Ever wondered why rural dwellers prefer noticeably different cars from their urban counterparts? The cliché is that rural inhabitants prefer trucks and SUVs, while urbanites prefer hatchbacks and sedans. The truth is that rural and urban car buyers live in completely different environments and lead completely different lifestyles, which, of course, means that their automotive needs are completely different as well.
Let’s tell a tale about two car owners: One lives in the congestion of the city, the other lives in the open countryside. One considers their vehicle as an option, the other considers it to be a resource. When a city dweller’s car breaks down, runs out of gas or is parked someplace they can’t remember, they can take a bus, call a cab or get a Car2Go or ZipCar membership. But if someone from the country is without a vehicle, their options for getting around are limited at best – much more limited than you may think.

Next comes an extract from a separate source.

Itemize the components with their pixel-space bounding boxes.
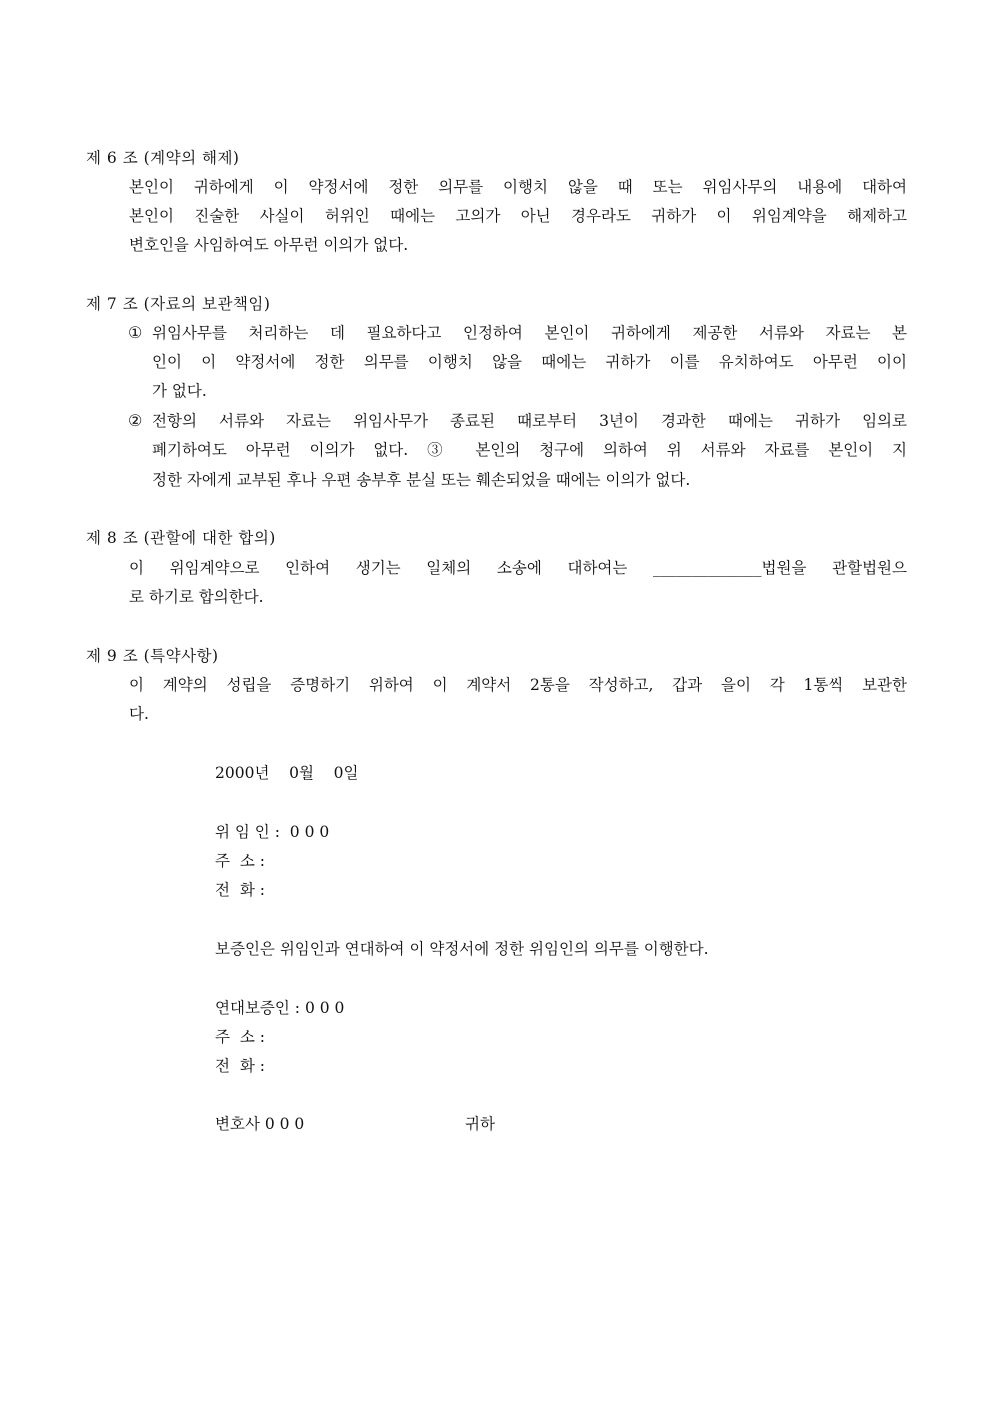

When you look at the stats presented by Newspaper Canada, the cost for transportation is approximately 12 per cent higher in rural areas, with gasoline and fuel expenditures being 4 per cent higher annually than in heavily-populated urban areas. Automobiles are an integral part of rural living, which means that when someone from the country purchases a vehicle, there are a few factors to consider:
Point A is Further from Point B
On average, a Canadian living in a rural area will travel 33 kilometres more to a supermarket than their city counterpart. In addition, they will travel 54 kilometres more to a car dealership, 37 kilometres more to a local department store and 56 kilometres more to a discount store.

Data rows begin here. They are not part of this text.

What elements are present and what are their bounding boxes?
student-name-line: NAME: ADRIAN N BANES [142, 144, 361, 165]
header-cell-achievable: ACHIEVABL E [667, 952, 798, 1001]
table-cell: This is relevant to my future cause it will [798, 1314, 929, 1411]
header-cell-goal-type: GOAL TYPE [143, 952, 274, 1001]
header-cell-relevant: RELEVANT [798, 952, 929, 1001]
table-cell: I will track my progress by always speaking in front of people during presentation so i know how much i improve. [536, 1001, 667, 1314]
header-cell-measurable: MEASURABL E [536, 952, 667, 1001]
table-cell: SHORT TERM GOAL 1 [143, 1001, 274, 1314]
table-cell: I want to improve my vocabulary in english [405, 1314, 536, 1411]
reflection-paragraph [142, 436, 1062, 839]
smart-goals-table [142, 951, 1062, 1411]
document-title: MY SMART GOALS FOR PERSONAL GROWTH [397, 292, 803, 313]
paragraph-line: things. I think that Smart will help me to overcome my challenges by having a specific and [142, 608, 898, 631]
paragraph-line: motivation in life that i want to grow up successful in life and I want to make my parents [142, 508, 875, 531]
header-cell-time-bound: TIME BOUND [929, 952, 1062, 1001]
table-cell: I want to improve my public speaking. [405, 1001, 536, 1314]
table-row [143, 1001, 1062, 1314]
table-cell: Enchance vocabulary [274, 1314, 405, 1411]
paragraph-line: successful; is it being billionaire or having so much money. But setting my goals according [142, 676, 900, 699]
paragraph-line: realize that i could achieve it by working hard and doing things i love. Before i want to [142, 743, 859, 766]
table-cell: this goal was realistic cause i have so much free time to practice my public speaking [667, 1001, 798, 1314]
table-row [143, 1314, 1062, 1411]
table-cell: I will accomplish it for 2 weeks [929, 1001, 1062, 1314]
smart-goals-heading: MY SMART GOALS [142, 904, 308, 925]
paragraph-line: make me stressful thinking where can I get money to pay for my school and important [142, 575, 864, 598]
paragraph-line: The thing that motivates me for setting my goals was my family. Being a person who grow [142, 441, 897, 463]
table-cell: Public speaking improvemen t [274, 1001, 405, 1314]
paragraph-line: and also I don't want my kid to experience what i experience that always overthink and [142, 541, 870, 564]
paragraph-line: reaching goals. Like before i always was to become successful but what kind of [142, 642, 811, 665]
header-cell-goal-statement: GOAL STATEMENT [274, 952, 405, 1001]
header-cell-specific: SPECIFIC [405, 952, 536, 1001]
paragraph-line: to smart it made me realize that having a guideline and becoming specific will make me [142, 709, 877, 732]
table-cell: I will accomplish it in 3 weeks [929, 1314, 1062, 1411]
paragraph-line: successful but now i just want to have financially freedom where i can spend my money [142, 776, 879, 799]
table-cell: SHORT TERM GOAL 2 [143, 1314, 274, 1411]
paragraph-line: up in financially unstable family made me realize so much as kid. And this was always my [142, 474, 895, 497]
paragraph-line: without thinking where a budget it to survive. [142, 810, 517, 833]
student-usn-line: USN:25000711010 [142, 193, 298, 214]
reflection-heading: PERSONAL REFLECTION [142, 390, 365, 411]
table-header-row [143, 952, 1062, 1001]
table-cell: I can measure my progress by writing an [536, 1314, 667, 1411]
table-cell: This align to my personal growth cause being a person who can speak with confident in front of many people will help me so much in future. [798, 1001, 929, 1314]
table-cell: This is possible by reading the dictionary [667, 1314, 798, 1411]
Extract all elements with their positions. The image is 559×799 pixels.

Running errands simply takes more effort and mileage when you are not in an urban area. However, getting stuck in stop-and-go traffic is also less common. So, when every outing is a little road trip, rural car buyers will need to consider a vehicle that has good highway fuel economy and a reliable engine that won’t give up.
Weather Conditions May Apply
When snow falls in the city, ploughs and salt trucks take to the road and clear the path for commuters. When snow falls in the countryside, you can rather wait for rescue or beef up your vehicle so it can take on Mother Nature.
Regardless of where you live in Canada, the unpredictability of weather causes many car owners to consider the performance of their vehicle. People demand their cars to handle rain, snow and storm. Because of this mentality, some drivers choose to rely on trucks, SUVs and other vehicles with four-wheel drives as opposed to sports cars.
Admit it, you’ll probably feel a lot more comfortable driving through a storm in a Ford Explorer than you would in a family sedan.
Rough Roads, Rugged Terrain and Lack of Maintenance
Constructions, repairs and regular maintenance can often drive commuters nuts. However, for rural car buyers, the grass is greener on the other side.
The further the road is from the city core, the less attention it’ll get. Resources are often spread heavily where the population is the most dense. So, oftentimes, a gravel road within a rural neighbourhood will be so low on the priority list that potholes and trenches will form over time, which can cause damages to a vehicle not built for off-roading.
Variety is the Spice of Life and a Lifeline
Due to limited space and expensive parking spots, most household garages and condo underground parking lots in the metropolitan areas can only occupy one to two cars – if they can afford it. But in rural areas, car owners can have a whole line-up of vehicles.
Rural car owners may travel further to get to a car dealership, but they also visit them more frequently. Excluding regular services, 13 per cent of car owners in rural areas will visit a dealership more than three times in a year. Whereas, only 7 per cent of urban car owners will visit it more than three times.
Having several spare cars is not only a luxury for car owners in the country, it is also an insurance knowing that if, say, a truck is not performing appropriately, they can still count on the SUV or the sedan.
Living in a rural area with one vehicle is like having one pair of shoes for every occasion.